Research by VNS Health has found that generative AI systems can help clinicians better assess and predict patients’ palliative care needs.
The nonprofit recently conducted a case study of three individuals in which staff evaluated methods for using AI to generate a clinical decision support tool. The AI system, an open-source large language model, translated diagnostic and billing codes into a narrative format to identify patients’ needs. VNS Health staff, with lead researcher Rutgers University Assistant Professor Elizabeth Luth, presented their findings at the recent International Nurse Informatics Conference.
”We combined our administrative claims data, our predictive modeling output and basically a template that we could use to prompt AI to pretend as if it was a nurse practitioner and synthesize all the information at the member-specific level,” Carlin Brickner, vice president of data science at VNS Health, told Palliative Care News. “This gives nurses about a three-paragraph summary of medical history, implications for palliative care and what the potential follow ups or interventions might be appropriate.”

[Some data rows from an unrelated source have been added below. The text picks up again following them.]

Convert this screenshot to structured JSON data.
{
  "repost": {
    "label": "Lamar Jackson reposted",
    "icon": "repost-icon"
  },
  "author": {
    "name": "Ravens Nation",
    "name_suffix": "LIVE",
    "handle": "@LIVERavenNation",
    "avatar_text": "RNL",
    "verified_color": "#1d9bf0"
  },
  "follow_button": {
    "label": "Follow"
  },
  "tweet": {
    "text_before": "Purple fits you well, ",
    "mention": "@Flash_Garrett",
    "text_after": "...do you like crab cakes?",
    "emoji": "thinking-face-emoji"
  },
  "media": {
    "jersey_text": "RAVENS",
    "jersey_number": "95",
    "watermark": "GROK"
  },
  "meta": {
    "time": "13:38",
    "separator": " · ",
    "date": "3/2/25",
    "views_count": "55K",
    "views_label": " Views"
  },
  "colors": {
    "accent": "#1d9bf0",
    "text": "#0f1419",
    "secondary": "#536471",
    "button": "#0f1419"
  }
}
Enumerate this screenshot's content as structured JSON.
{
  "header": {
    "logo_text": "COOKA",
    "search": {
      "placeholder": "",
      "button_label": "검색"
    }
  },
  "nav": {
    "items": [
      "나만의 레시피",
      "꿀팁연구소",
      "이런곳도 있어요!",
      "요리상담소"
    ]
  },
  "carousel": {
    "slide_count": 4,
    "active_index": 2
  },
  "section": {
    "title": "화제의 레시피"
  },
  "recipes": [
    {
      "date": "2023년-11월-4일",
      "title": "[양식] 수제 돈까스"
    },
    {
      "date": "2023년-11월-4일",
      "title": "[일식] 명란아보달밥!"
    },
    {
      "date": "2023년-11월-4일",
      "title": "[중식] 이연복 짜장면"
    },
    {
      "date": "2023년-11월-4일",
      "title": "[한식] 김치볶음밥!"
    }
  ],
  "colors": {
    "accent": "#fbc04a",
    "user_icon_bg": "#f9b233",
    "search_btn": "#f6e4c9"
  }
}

VNS Health’s service region spans the New York City area, including four surrounding counties, serving close to 50,000 patients and health plan members. The New York-based operator provides home health, hospice and palliative care, as well as behavioral health and personal care/private duty services.
AI technology has been gaining ground in the health care space, including when it comes to hospice and palliative care decision making. VNS Health’s research points to a potential new application for the technology that could help streamline ongoing patient assessments.
For the research, data scientists at VNS Health developed a 12-month mortality risk algorithm incorporating 3,500 predictors derived from medical and pharmaceutical claims data and clinician-identified triggers to identify seriously ill older adults who may have palliative care needs, according to the case study. They then further applied AI to generate a coherent summary of what the data indicated, similar to clinicians’ notes.
Further research is needed to fully assess the limits and functionality of these systems and methodologies, Kathryn Bowles, vice president and director of the Center for Home Care Policy and Research, VNS Health’s research arm. Bowles is also a professor of nursing at the University of Pennsylvania.
Thus far, the technology shows promise in giving clinicians a “big picture” assessment of patients’ palliative care needs, according to Brickner.
“We have a lot of predictive modeling that goes on throughout our operations where it’s basically we’re trying to predict a future outcome and align it with a workflow and or intervention. When you put [those data] in front of a clinician, that’s often not enough,” Brickner said. “They often ask for a lot of context to what is behind that prediction. What we want to do is to summarize all the factors that are critical for actually enrolling or engaging someone into a palliative care program.”